This benchmark evaluates the efficiency of different libraries in loading JPG images and converting them into RGB numpy arrays, essential for neural network training data preparation. Inspired by the Albumentations library.
In the benchmark, it's crucial to standardize image formats for a fair comparison, despite different default formats used by OpenCV (BGR), torchvision, and TensorFlow (tensors). A conversion step to RGB numpy arrays is included for consistency. Note that in typical use cases, torchvision and TensorFlow do not require this conversion. Preliminary analysis shows that this extra step does not significantly impact the comparative performance of the libraries, ensuring that the benchmark accurately reflects realistic end-to-end image loading and preprocessing times.
Before running the benchmark, ensure your system is equipped with the necessary dependencies.
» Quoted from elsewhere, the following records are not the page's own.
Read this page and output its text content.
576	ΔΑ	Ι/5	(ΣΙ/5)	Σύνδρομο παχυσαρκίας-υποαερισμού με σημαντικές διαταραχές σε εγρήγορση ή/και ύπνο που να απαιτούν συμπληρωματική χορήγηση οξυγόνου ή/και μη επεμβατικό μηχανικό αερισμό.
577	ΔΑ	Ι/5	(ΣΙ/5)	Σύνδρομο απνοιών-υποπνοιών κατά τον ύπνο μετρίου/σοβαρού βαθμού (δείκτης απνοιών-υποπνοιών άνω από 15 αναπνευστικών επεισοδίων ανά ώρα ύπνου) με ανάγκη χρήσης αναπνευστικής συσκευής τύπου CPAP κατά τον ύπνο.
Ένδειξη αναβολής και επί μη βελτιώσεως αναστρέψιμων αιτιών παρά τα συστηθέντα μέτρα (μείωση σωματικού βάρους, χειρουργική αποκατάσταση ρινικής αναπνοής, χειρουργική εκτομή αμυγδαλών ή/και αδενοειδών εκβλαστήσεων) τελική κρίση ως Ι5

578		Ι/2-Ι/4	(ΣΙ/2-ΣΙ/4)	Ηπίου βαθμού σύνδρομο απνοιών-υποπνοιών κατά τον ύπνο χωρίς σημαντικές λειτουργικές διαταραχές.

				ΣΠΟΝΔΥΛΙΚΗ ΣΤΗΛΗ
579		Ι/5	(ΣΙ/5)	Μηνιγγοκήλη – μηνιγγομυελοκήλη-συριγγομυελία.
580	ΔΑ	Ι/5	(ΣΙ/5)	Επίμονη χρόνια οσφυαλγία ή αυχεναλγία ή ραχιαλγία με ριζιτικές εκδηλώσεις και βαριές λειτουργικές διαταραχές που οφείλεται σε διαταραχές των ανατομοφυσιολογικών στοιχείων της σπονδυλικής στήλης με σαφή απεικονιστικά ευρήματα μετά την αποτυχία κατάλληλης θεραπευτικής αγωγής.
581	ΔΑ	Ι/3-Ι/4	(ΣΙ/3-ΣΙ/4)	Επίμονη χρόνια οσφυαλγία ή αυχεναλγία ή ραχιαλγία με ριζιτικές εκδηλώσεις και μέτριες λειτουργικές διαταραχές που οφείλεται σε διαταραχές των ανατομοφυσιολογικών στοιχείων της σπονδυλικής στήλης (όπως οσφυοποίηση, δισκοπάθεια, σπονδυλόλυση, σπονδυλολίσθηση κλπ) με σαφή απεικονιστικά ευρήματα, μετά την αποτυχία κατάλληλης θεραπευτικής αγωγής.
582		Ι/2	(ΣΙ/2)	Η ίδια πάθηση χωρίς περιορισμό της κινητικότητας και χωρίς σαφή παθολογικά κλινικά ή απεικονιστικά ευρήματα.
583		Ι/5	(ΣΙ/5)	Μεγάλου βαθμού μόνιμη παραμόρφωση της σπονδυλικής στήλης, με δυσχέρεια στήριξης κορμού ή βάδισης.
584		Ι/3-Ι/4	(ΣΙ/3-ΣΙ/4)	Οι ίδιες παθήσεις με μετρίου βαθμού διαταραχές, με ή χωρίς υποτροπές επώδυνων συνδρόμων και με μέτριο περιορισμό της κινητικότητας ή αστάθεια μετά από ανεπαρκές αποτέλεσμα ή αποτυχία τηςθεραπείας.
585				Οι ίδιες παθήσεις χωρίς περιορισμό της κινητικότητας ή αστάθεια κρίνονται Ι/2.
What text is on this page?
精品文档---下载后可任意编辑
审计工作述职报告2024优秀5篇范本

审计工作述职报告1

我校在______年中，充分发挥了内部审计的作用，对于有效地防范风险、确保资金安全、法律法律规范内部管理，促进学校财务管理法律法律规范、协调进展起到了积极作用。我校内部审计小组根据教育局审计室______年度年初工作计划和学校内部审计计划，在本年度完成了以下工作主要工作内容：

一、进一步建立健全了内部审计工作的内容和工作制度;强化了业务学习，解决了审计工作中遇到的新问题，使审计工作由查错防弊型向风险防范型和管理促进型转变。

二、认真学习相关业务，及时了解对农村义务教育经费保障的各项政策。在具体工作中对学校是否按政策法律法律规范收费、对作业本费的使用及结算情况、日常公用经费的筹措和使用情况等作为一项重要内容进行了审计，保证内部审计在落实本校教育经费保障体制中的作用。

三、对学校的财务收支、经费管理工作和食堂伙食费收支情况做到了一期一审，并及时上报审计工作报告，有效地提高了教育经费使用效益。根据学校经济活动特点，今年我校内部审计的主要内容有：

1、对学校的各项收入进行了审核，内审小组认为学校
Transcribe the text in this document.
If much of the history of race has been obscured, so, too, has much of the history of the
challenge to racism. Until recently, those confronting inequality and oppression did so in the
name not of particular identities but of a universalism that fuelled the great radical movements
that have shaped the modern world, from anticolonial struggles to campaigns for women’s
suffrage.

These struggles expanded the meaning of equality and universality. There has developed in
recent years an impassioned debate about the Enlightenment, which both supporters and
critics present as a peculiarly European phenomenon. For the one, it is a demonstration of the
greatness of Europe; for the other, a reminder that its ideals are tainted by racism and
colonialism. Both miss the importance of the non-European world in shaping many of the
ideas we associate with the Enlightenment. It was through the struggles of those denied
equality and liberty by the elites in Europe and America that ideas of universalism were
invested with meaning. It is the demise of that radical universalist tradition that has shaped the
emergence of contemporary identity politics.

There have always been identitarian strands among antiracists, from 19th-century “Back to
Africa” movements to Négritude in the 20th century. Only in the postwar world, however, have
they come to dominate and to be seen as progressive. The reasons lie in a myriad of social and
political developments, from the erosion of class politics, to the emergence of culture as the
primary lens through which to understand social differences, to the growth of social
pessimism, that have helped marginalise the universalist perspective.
Start by installing libturbojpeg
:
sudo apt-get install libturbojpeg
Next, install all required Python libraries listed in requirements.txt
:
sudo apt install requirements.txt
Note: If you want to update package versions in requirements.txt
pip install pip-tools
pip-compile requirements.in
this will create new requirements.txt
file
pip install -r requirements.txt
to install latest versions
To understand the benchmark's configuration options and run it according to your setup, use the following commands:
python imread_benchmark/benchmark.py -h
usage: benchmark.py [-h] [-d DIR] [-n N] [-r N] [--show-std] [-m] [-p] [-s] [-o OUTPUT_PATH]
Image reading libraries performance benchmark
options:
-h, --help show this help message and exit
-d DIR, --data-dir DIR
path to a directory with images
-n N, --num_images N number of images for benchmarking (default: 2000)
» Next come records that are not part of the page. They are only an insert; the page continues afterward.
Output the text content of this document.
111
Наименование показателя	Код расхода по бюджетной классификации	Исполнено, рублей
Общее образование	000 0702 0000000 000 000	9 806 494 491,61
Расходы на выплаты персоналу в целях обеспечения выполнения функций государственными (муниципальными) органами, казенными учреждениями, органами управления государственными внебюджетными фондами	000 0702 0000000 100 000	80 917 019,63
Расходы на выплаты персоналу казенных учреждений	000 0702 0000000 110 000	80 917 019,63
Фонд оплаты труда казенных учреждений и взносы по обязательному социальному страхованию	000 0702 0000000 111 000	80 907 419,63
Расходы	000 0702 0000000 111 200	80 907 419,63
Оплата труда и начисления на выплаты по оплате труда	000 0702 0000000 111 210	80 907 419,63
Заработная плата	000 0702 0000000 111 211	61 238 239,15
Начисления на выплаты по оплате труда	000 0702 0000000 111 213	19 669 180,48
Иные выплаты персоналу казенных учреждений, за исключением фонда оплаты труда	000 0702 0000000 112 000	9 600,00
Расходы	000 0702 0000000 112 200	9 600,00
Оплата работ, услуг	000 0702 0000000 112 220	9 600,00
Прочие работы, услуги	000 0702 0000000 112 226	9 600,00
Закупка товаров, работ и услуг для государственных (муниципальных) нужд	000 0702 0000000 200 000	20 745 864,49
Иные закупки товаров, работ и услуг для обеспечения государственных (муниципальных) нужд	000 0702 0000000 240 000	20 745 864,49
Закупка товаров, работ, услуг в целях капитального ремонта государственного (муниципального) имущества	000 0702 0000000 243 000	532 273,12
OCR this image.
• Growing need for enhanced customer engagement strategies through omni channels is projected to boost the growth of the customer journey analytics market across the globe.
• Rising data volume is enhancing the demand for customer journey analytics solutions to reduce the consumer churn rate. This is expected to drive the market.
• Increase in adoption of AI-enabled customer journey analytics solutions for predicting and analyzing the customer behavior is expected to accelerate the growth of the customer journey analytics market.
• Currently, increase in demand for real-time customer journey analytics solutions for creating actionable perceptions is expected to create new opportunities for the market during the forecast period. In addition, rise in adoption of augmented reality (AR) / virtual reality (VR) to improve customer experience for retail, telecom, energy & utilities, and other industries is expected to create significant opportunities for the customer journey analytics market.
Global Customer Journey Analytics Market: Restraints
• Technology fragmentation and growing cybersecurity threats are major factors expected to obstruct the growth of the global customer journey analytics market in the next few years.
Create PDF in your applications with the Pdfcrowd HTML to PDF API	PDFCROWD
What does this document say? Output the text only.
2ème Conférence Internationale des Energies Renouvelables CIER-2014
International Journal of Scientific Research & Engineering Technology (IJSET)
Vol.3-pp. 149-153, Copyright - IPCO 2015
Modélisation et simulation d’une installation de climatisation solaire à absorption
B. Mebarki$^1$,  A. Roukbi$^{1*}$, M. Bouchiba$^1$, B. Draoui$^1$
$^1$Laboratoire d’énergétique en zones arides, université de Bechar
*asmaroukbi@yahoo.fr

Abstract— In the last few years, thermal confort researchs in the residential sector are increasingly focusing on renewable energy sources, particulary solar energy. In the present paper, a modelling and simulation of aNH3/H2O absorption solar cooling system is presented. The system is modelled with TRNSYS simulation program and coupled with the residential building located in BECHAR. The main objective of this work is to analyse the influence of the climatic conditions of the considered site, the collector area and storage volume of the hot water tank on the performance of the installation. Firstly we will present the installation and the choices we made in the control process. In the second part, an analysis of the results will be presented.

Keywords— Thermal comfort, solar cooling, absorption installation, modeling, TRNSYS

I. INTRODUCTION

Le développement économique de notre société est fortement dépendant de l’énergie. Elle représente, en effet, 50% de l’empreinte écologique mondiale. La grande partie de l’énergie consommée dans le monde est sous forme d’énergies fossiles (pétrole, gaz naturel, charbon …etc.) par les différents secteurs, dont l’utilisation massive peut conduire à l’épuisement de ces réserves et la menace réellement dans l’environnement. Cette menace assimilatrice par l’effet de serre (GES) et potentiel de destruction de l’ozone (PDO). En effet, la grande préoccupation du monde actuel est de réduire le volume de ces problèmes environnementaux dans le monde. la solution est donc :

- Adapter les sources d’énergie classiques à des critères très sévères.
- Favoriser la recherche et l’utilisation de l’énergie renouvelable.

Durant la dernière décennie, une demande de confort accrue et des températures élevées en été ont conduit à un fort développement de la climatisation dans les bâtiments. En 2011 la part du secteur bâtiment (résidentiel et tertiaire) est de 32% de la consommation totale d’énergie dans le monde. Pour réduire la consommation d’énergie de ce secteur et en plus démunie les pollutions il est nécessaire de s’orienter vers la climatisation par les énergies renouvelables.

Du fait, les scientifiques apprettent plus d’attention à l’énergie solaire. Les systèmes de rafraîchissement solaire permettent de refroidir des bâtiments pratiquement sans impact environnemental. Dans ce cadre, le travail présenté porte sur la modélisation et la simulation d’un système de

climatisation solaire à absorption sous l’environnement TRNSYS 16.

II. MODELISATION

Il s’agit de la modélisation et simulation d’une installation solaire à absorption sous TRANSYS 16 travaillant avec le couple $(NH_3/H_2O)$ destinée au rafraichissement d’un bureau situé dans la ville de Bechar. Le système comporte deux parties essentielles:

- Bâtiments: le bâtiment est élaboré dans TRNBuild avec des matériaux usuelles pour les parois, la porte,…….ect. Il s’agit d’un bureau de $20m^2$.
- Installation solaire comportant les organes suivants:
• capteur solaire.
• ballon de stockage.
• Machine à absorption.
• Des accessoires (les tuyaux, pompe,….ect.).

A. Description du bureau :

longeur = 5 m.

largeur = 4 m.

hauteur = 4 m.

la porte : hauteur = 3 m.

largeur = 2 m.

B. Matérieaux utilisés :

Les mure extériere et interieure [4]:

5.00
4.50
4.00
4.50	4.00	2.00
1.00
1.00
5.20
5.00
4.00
-r N, --num_runs N number of runs for each benchmark (default: 5)
--show-std show standard deviation for benchmark runs
-m, --markdown print benchmarking results as a markdown table
-p, --print-package-versions
print versions of packages
-s, --shuffle Shuffle the list of images.
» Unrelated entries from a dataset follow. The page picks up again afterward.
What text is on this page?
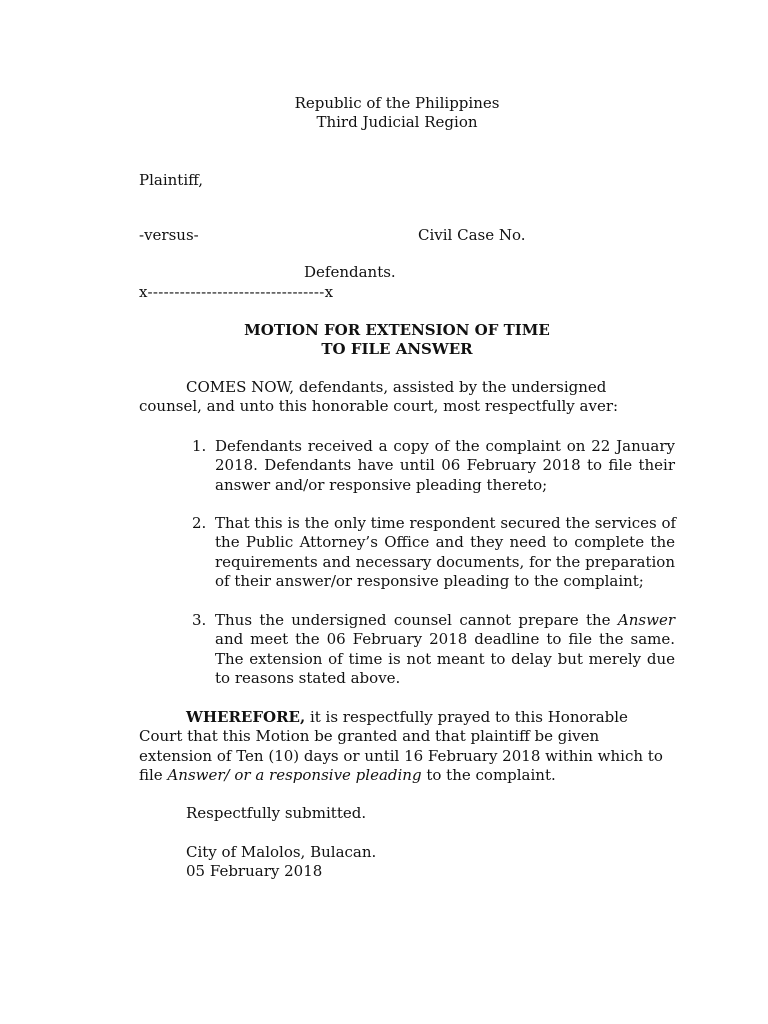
Republic of the Philippines
Third Judicial Region
Plaintiff,
-versus-	Civil Case No.
Defendants.
x---------------------------------x
MOTION FOR EXTENSION OF TIME
TO FILE ANSWER
COMES NOW, defendants, assisted by the undersigned
counsel, and unto this honorable court, most respectfully aver:
1. Defendants received a copy of the complaint on 22 January
2018. Defendants have until 06 February 2018 to file their
answer and/or responsive pleading thereto;
2. That this is the only time respondent secured the services of
the Public Attorney’s Office and they need to complete the
requirements and necessary documents, for the preparation
of their answer/or responsive pleading to the complaint;
3. Thus the undersigned counsel cannot prepare the Answer
and meet the 06 February 2018 deadline to file the same.
The extension of time is not meant to delay but merely due
to reasons stated above.
WHEREFORE, it is respectfully prayed to this Honorable
Court that this Motion be granted and that plaintiff be given
extension of Ten (10) days or until 16 February 2018 within which to
file Answer/ or a responsive pleading to the complaint.
Respectfully submitted.
City of Malolos, Bulacan.
05 February 2018
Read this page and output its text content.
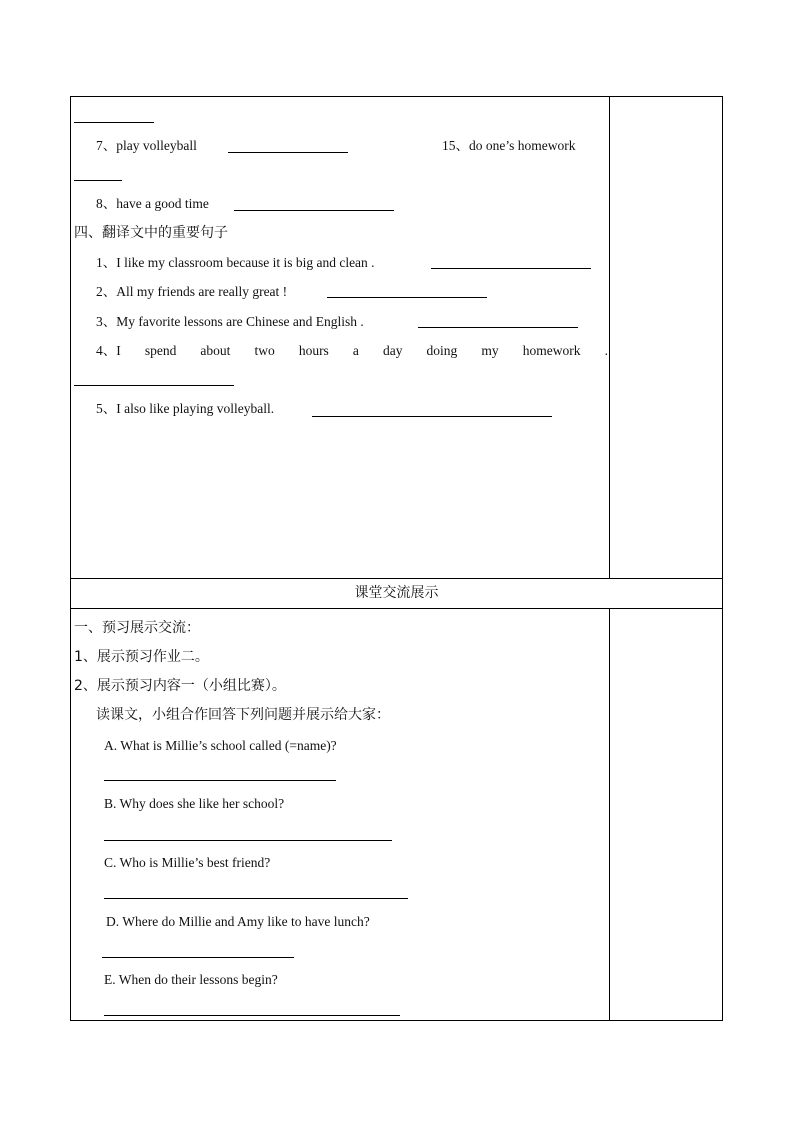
7、play volleyball	15、do one’s homework
8、have a good time
四、翻译文中的重要句子
1、I like my classroom because it is big and clean .
2、All my friends are really great !
3、My favorite lessons are Chinese and English .
4、I spend about two hours a day doing my homework .
5、I also like playing volleyball.
课堂交流展示
一、预习展示交流：
1、展示预习作业二。
2、展示预习内容一（小组比赛）。
读课文，小组合作回答下列问题并展示给大家：
A. What is Millie’s school called (=name)?
B. Why does she like her school?
C. Who is Millie’s best friend?
D. Where do Millie and Amy like to have lunch?
E. When do their lessons begin?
-o OUTPUT_PATH, --output_path OUTPUT_PATH
Path to save resulting dataframe.
python imread_benchmark/benchmark.py \
--data-dir <path to image folder> \
--num_images <num_images> \
--num_runs <number of runs> \
--show-std \
--print-package-versions \
--print-package-versions
Extra options:
--print-package-versions
- to print benchmarked libraries versions
--print-package-versions
- to shuffle images on every run
--show-std
- to show standard deviation for measurements
CPU: AMD Ryzen Threadripper 3970X 32-Core Processor
Library | Version | Performance (images/sec) | |
---|---|---|---|
0 | scikit-image | 0.23.2 | 538.48 ± 6.86 |
1 | imageio | 2.34.1 | 538.58 ± 6.84 |
2 | opencv-python-headless | 4.10.0.82 | 631.46 ± 0.43 |
3 | pillow | 10.3.0 | 589.56 ± 8.79 |
4 | jpeg4py | 0.1.4 | 700.60 ± 0.88 |
5 | torchvision | 0.18.1 | 658.68 ± 0.78 |
6 | tensorflow | 2.16.1 | 704.43 ± 1.10 |
7 | kornia-rs | 0.1.1 | 682.95 ± 1.21 |